Produto da avaliação tradicional, a perfeição - simbolizada pela nota 10 - tem efeito direto na vida de muitos estudantes. Há quem se dedique demasiadamente em busca dela. O esforço, entretanto, às vezes é desnecessário, segundo a professora do Departamento de Pediatria da Faculdade de Medicina do ABC Maria Regina de Azevedo. "Também precisa de um pouco de lazer."

Victória Passioti Teodoro, 16 anos, é a típica boa aluna: presta atenção nas aulas e faz todas as lições. Mas basta a semana de prova se aproximar para modificar a rotina. Abdica de passeios com os amigos e até mesmo do acesso à internet. "Não gosto de pegar uma prova e não saber o que fazer", diz a aluna do 2º do Ensino Médio da Escola Municipal de Ensino Professora Alcina Dantas Feijão, em São Caetano.

Apesar da preocupação, Victória acredita que atividades alternativas, principalmente as feitas em parceria com colegas, são mais produtivas. "São coisas que nunca vamos esquecer, tanto das conversas com o grupo quanto o que vimos sobre o assunto. A gente aprende mais", afirma a aluna, que deseja estudar Medicina em uma universidade pública.

Larissa Santana Philot, 10, de Diadema, também fica muito ansiosa em dia de prova. "Tenho medo de tirar nota ruim." Aos poucos, a menina, que cursa o 6º ano do Ensino Fundamental, tem aprendido a controlar o nervosismo.

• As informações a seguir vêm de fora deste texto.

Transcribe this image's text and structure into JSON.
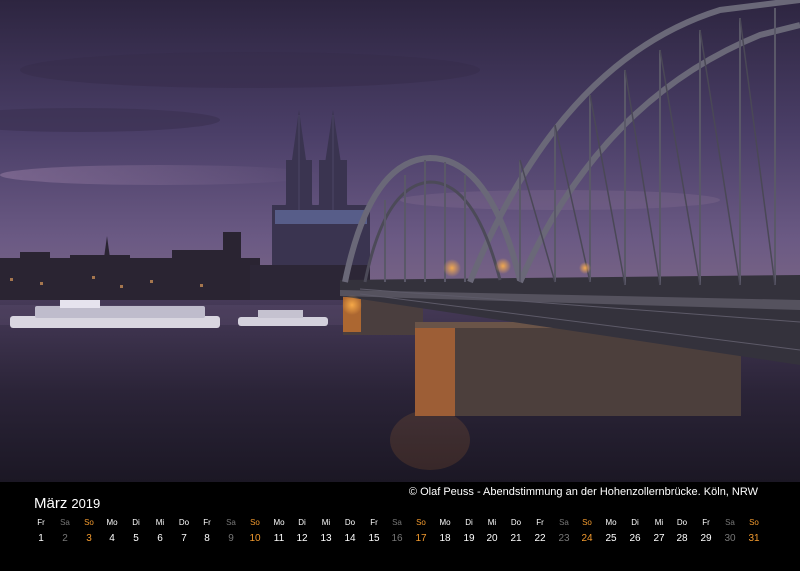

A prova está presente em várias etapas da vida acadêmica e profissional; por isso, é pouco provável que seja suprimida algum dia. Sabendo disso, o administrador de empresas Douglas Lavechia, 24, de Santo André, teve de mudar a forma de encará-la ao entrar para a universidade.

Durante a infância e adolescência, sofria com as avaliações, sobretudo das matérias que tinha dificuldade. Não sentia motivação para estudar. "Hoje consigo lidar bem com isso. Com o tempo, é normal adquirir experiência não só em fazer provas, mas principalmente em se preparar", diz Lavechia, que faz a segunda faculdade: Engenharia Civil.